Тем временем в Болонье, пока Момоло пытался уладить свои дела, связанные с торговлей, чтобы подготовиться к длительному (как ожидалось) пребыванию в Риме, выяснилось, благодаря исповеди Анны Моризи, важное обстоятельство, стоявшее за приказом инквизитора схватить Эдгардо. Сразу же после возвращения свояков Момоло из Сан-Джованни Анджело Падовани написал в Рим и пересказал услышанный ими рассказ бывшей служанки. На сей раз Падовани предпочел написать своему римскому родственнику Якобу Алатри, а не напрямую Скаццоккьо – отчасти потому, что ему не очень нравилось, как Скаццоккьо ведет это дело. По тону его письма от 30 июля можно понять, что родственники Эдгардо испытывали все большее раздражение.

Падовани сетовал, что ни он сам, ни его собратья в Болонье не понимают, почему Скаццоккьо отказывается подавать новые жалобы папским властям, хотя его об этом очень просили. А что касается всех материалов, относящихся к церковному праву, которые присылал им Скаццоккьо, то они совершенно бесполезны, поскольку никто из болонских евреев не владеет латынью и пока в Болонье не удалось найти ни одного адвоката, который взялся бы им помочь. Хотя они и разыскали двух знатоков канонического права, один из них, писал Падовани, безнадежно “погряз в суевериях”, а второй оказался другом инквизитора.

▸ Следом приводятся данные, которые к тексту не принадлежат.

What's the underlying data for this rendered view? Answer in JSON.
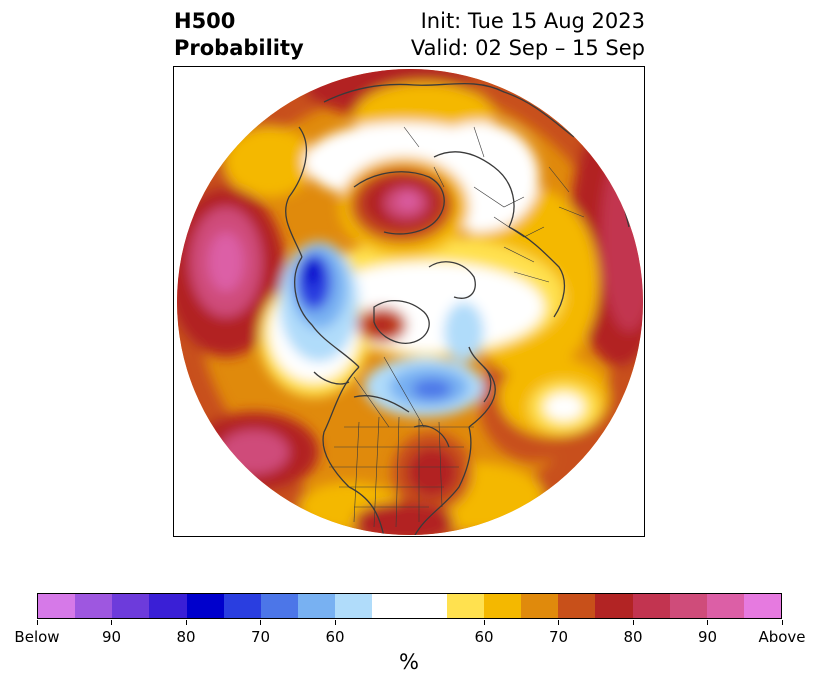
{
  "title": {
    "left_line1": "H500",
    "left_line2": "Probability",
    "right_line1": "Init: Tue 15 Aug 2023",
    "right_line2": "Valid: 02 Sep – 15 Sep"
  },
  "map": {
    "projection": "north-polar-stereographic",
    "features": [
      "coastlines",
      "country-borders",
      "us-state-borders"
    ]
  },
  "colorbar": {
    "unit": "%",
    "colors": [
      "#d679e8",
      "#9e57e0",
      "#6d3bdb",
      "#3a1fd6",
      "#0000cc",
      "#2a3ee0",
      "#4c76e8",
      "#78b1f2",
      "#b0dcfa",
      "#ffffff",
      "#ffffff",
      "#ffe14f",
      "#f4b800",
      "#e08a0c",
      "#c8501a",
      "#b22424",
      "#c23450",
      "#cf4c7a",
      "#dc5fa6",
      "#e67ae0"
    ],
    "ticks": [
      {
        "label": "Below",
        "index": 0
      },
      {
        "label": "90",
        "index": 2
      },
      {
        "label": "80",
        "index": 4
      },
      {
        "label": "70",
        "index": 6
      },
      {
        "label": "60",
        "index": 8
      },
      {
        "label": "60",
        "index": 12
      },
      {
        "label": "70",
        "index": 14
      },
      {
        "label": "80",
        "index": 16
      },
      {
        "label": "90",
        "index": 18
      },
      {
        "label": "Above",
        "index": 20
      }
    ]
  }
}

Затем он перешел к слезному признанию Анны Моризи, записанному рукой его племянника и приложенному к письму:

Излишне даже комментировать заявление этой женщины. Как видите, когда ей было всего 14 или 15 лет, она зачерпнула воды из ведра и разбрызгала ее над ребенком 12 или 14 месяцев от роду, который заболел какой-то обычной для младенцев и несмертельной болезнью (заключение врача мы прилагаем). Она не понимала важности того, что делает, а следовательно, ее действия могли не отвечать требованиям церкви. Она поступила так по совету (вероятно, шуточному) бакалейщика Лепори.

Понимая, что подлинность рассказа Моризи могут поставить под сомнение, так как он не заверен нотариусом и даже не подписан, Падовани предлагал предпринять попытку доставить молодую женщину в Рим, где она дала бы показания. Он заранее радовался возможности такой очной ставки и ее вероятного (как ему хотелось думать) результата: “Декрет об отмене приказа, возвращение сына к отцу и вдобавок – во имя самой церкви, в интересах общественной морали и ради всеобщего спокойствия – новый закон, направленный на порицание и наказание всякого, кто вот так исподтишка попытается красть детей у родителей”. В заключение письма он выразил надежду, что первым человеком, который предстанет перед судом по этому новому закону, станет “подстрекатель” Чезаре Лепори.

К тому времени, когда Момоло уехал в Рим, то есть к 31 июля, отношения между болонскими евреями и главами римского гетто уже сделались напряженными. Последнее письмо, полученное от Скаццоккьо, начиналось с такого замечания: “Я надеялся, что смогу сообщить вам уже сегодня некоторые сведения величайшей важности, однако теперь надеюсь сделать это в следующий понедельник”. В ответе болонцев сквозит явное раздражение: “Вы писали еще 27-го числа, что надеетесь в скором времени сообщить нам чрезвычайно важные сведения, что вселило в нас большую надежду, и мы стали с тревогой ожидать новостей, а теперь выясняется, что вы по-прежнему не можете ими с нами поделиться. Мы были бы очень благодарны, если бы вы сообщили нам, насколько это в ваших силах, о текущем состоянии дел и о предпринятых шагах”.

Момоло пустился в дорогу. По словам одного друга, он был подавлен и угнетен, его некогда безграничная энергия, похоже, иссякала.